最後に、新人選手を。小竹洋平選手(福井・97期)です。
今節はデビュー2節目。デビュー戦は松阪でしたから、三重連戦となりました。その松阪では、 3日間とも押さえ先行策(7・7・4着)。
「“押さえて駆ける”というのは基本的なことなので、 それをやっていれば脚もついてくると、先輩にも言われています。脚質は、どちらかと言えば地脚…ですけど、まだそこまでの地脚もありません」
「松阪では、初日、2日目に捲られたのは脚力の差。3日目は、1着を取れる展開でしたけど、 4コーナーからタレちゃいました。向かい風にも負けましたね。まだまだ練習して、 全体的な底上げを図っていきたい」
その練習は、若手中心。脇本雄太選手、高間悠平選手、宮腰圭祐選手、鷲田兄弟らと。 みんな先行で強い選手ばかりですね!

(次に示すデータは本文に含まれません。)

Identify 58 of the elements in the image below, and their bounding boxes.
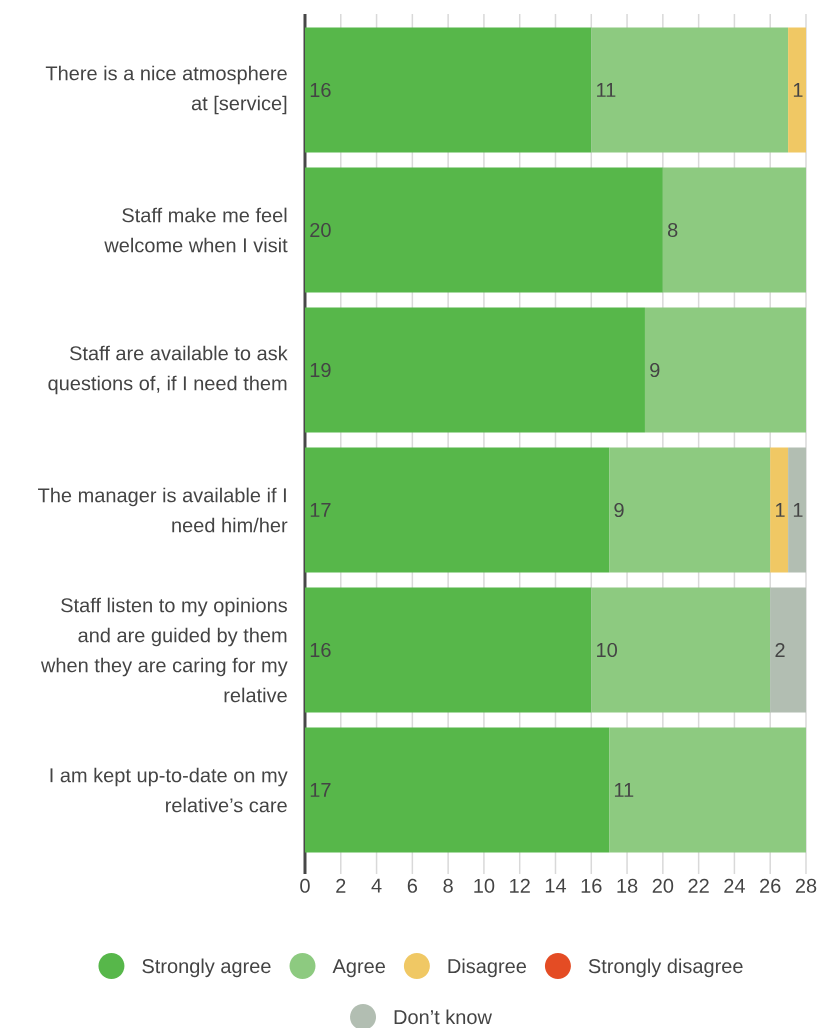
y-tick-label: Staff are available to ask questions of, if I need them <box>48 345 288 395</box>
bar <box>591 587 771 713</box>
bar <box>304 727 610 853</box>
bar <box>591 27 789 153</box>
x-tick-label: 28 <box>795 878 817 893</box>
legend-label: Strongly disagree <box>588 958 743 978</box>
y-tick-label: There is a nice atmosphere at [service] <box>45 65 287 115</box>
bar <box>788 27 806 153</box>
y-tick-label: I am kept up-to-date on my relative’s care <box>50 767 288 813</box>
bar <box>609 727 806 853</box>
data-label: 9 <box>650 362 660 378</box>
bar <box>304 167 663 293</box>
bar <box>788 447 806 573</box>
x-tick-label: 4 <box>371 878 382 893</box>
legend-label: Agree <box>332 959 385 978</box>
data-label: 16 <box>310 82 331 98</box>
bar <box>770 447 789 573</box>
x-tick-label: 16 <box>581 878 602 893</box>
x-tick-label: 6 <box>407 878 418 893</box>
bar <box>644 307 806 433</box>
bar <box>662 167 806 293</box>
x-tick-label: 26 <box>760 878 781 893</box>
data-label: 10 <box>597 642 617 658</box>
x-tick-label: 14 <box>545 878 567 893</box>
y-tick-label: Staff listen to my opinions and are guided by them when they are caring for my relative <box>40 597 288 703</box>
data-label: 19 <box>310 362 331 378</box>
data-label: 17 <box>310 783 331 797</box>
bar <box>304 307 645 433</box>
bar <box>304 447 610 573</box>
y-tick-label: The manager is available if I need him/her <box>38 487 288 533</box>
x-tick-label: 22 <box>688 878 709 893</box>
data-label: 9 <box>614 502 624 518</box>
legend-label: Strongly agree <box>142 958 271 978</box>
data-label: 1 <box>793 503 803 517</box>
x-tick-label: 18 <box>617 878 638 893</box>
x-tick-label: 24 <box>724 878 745 893</box>
data-label: 11 <box>597 83 616 97</box>
x-tick-label: 10 <box>474 878 495 893</box>
data-label: 11 <box>614 783 634 797</box>
legend-label: Disagree <box>448 958 526 978</box>
data-label: 20 <box>310 222 331 238</box>
data-label: 1 <box>793 83 803 97</box>
x-tick-label: 20 <box>652 878 674 893</box>
x-tick-label: 8 <box>443 878 453 893</box>
data-label: 17 <box>310 503 331 517</box>
bar <box>609 447 771 573</box>
data-label: 2 <box>775 643 785 657</box>
legend-label: Don’t know <box>394 1009 492 1025</box>
x-tick-label: 12 <box>510 878 530 893</box>
data-label: 8 <box>667 222 678 238</box>
x-tick-label: 2 <box>336 878 346 893</box>
data-label: 1 <box>776 503 785 517</box>
bar <box>304 587 592 713</box>
bar <box>770 587 806 713</box>
x-tick-label: 0 <box>300 878 310 893</box>
y-tick-label: Staff make me feel welcome when I visit <box>104 207 288 253</box>
bar <box>304 27 592 153</box>
data-label: 16 <box>310 642 331 658</box>
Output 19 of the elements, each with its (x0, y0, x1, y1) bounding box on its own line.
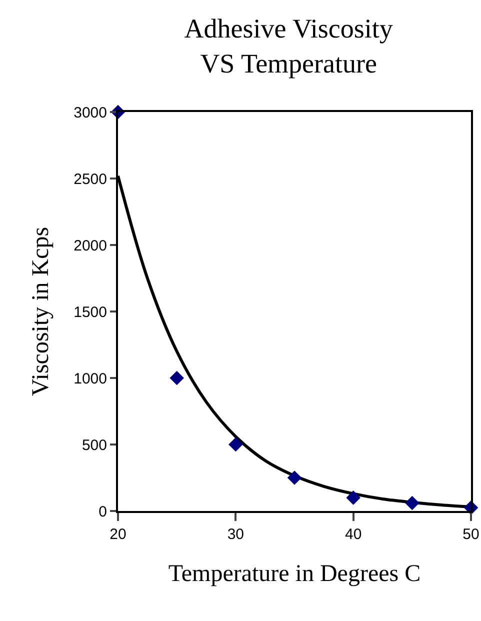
x-tick-label: 20 (110, 526, 126, 543)
chart-title: Adhesive Viscosity VS Temperature (184, 13, 394, 78)
y-axis-title: Viscosity in Kcps (28, 226, 54, 396)
y-tick-label: 3000 (74, 104, 107, 122)
y-tick-label: 2500 (74, 170, 107, 188)
point (405, 496, 420, 510)
y-tick-label: 1000 (74, 370, 107, 388)
y-tick-label: 500 (82, 436, 107, 454)
point (287, 470, 302, 485)
x-axis-title: Temperature in Degrees C (168, 560, 421, 587)
point (170, 370, 184, 386)
point (346, 490, 360, 505)
x-tick-label: 30 (227, 526, 244, 543)
y-tick-label: 2000 (74, 237, 107, 254)
x-tick-label: 50 (462, 526, 480, 543)
point (228, 437, 243, 452)
y-tick-label: 0 (98, 503, 107, 520)
x-tick-label: 40 (344, 526, 362, 543)
y-tick-label: 1500 (74, 304, 107, 321)
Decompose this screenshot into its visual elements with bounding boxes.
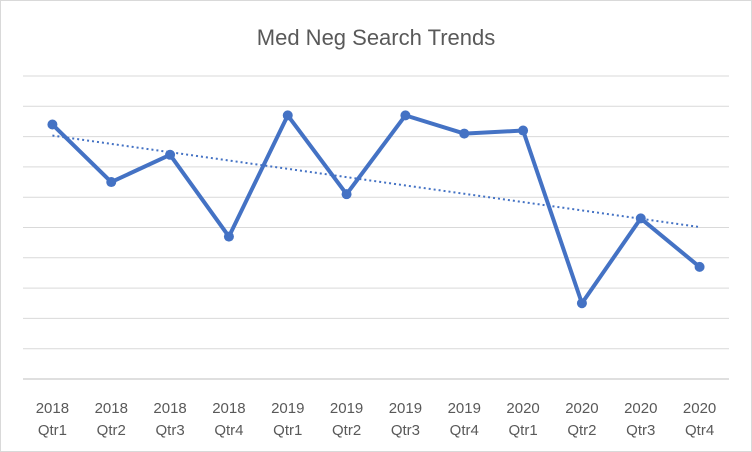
data-point [694, 261, 705, 272]
x-tick-quarter: Qtr2 [567, 422, 596, 439]
x-tick-label: 2019 Qtr4 [448, 400, 481, 439]
x-tick-year: 2018 [153, 400, 186, 417]
trendline [52, 134, 700, 229]
data-point [518, 125, 529, 136]
data-point [106, 177, 117, 188]
series-line [51, 113, 701, 306]
x-tick-quarter: Qtr4 [685, 422, 714, 439]
x-tick-quarter: Qtr1 [273, 422, 302, 439]
x-tick-label: 2020 Qtr1 [506, 400, 539, 439]
x-tick-label: 2019 Qtr1 [271, 400, 304, 439]
x-axis-labels: 2018 Qtr1 2018 Qtr2 2018 Qtr3 2018 Qtr4 2019 Qtr1… [36, 400, 717, 439]
x-tick-quarter: Qtr4 [450, 422, 479, 439]
x-tick-year: 2019 [448, 400, 481, 417]
x-tick-label: 2020 Qtr3 [624, 400, 657, 439]
x-tick-year: 2018 [36, 400, 69, 417]
x-tick-quarter: Qtr2 [332, 422, 361, 439]
x-tick-year: 2020 [506, 400, 539, 417]
data-point [576, 298, 587, 309]
x-tick-quarter: Qtr3 [155, 422, 184, 439]
data-point [400, 110, 411, 121]
x-tick-quarter: Qtr3 [391, 422, 420, 439]
x-tick-label: 2018 Qtr3 [153, 400, 186, 439]
data-point [459, 128, 470, 139]
x-tick-year: 2018 [95, 400, 128, 417]
x-tick-label: 2019 Qtr3 [389, 400, 422, 439]
x-tick-label: 2020 Qtr2 [565, 400, 598, 439]
data-point [341, 189, 352, 200]
data-point [282, 110, 293, 121]
x-tick-quarter: Qtr2 [97, 422, 126, 439]
x-tick-quarter: Qtr3 [626, 422, 655, 439]
x-tick-quarter: Qtr4 [214, 422, 243, 439]
data-point [165, 149, 176, 160]
x-tick-quarter: Qtr1 [508, 422, 537, 439]
data-point [223, 231, 234, 242]
x-tick-label: 2018 Qtr2 [95, 400, 128, 439]
x-tick-label: 2020 Qtr4 [683, 400, 716, 439]
x-tick-year: 2020 [624, 400, 657, 417]
x-tick-year: 2019 [271, 400, 304, 417]
series-group [47, 110, 705, 309]
data-point [47, 119, 58, 130]
x-tick-year: 2019 [389, 400, 422, 417]
x-tick-label: 2018 Qtr1 [36, 400, 69, 439]
x-tick-year: 2019 [330, 400, 363, 417]
data-point [635, 213, 646, 224]
x-tick-quarter: Qtr1 [38, 422, 67, 439]
x-tick-year: 2018 [212, 400, 245, 417]
x-tick-label: 2019 Qtr2 [330, 400, 363, 439]
trendline-group [52, 134, 700, 229]
x-tick-year: 2020 [565, 400, 598, 417]
x-tick-label: 2018 Qtr4 [212, 400, 245, 439]
x-tick-year: 2020 [683, 400, 716, 417]
chart-title: Med Neg Search Trends [257, 25, 495, 50]
gridlines [23, 75, 729, 380]
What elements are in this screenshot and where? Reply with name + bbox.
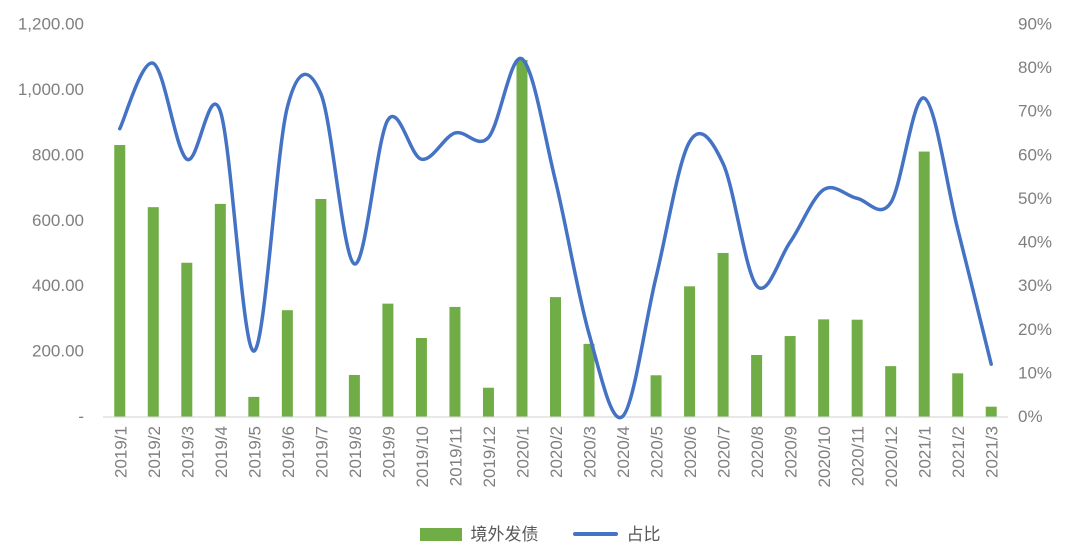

「練習は街道メインです。距離は60~70kmと、さほど長くはないんですけど、その中で集中して、 モガキを入れたり、早いペースで先頭交代したりしています。福井の雪ですが、海岸沿いは大丈夫ですよ」
そんな小竹選手のお父さんは、元選手の秀樹さん(53期)。
「選手になったのは、父の影響が大きいですね。父のレースを見たことはありませんが、 競輪選手だというのは知っていました。その姿を見ていて『僕もなろう』と思いました。賞金袋は『何だこれ?』と思って見ていました(笑)」
今回は、別線に叩かれたり捲られたりで、初勝利は次節以降にお預けとなりました。しかし、 積極的なレースを続けていけば、初勝利は時間の問題。そして、力も徐々についてくることでしょう。
「将来はグランプリに出て、勝ちたい!目標はそれです!」
夢への第一歩は、まだ踏み出したばかりです。
さて、今月は2節のFⅡ戦が組まれている四日市ナイター。次節は27日(水)が初日です。また、 この27日から、無料バスの時刻が変更となります。詳しくはHPの『ご案内』→『アクセス』 欄をご覧ください。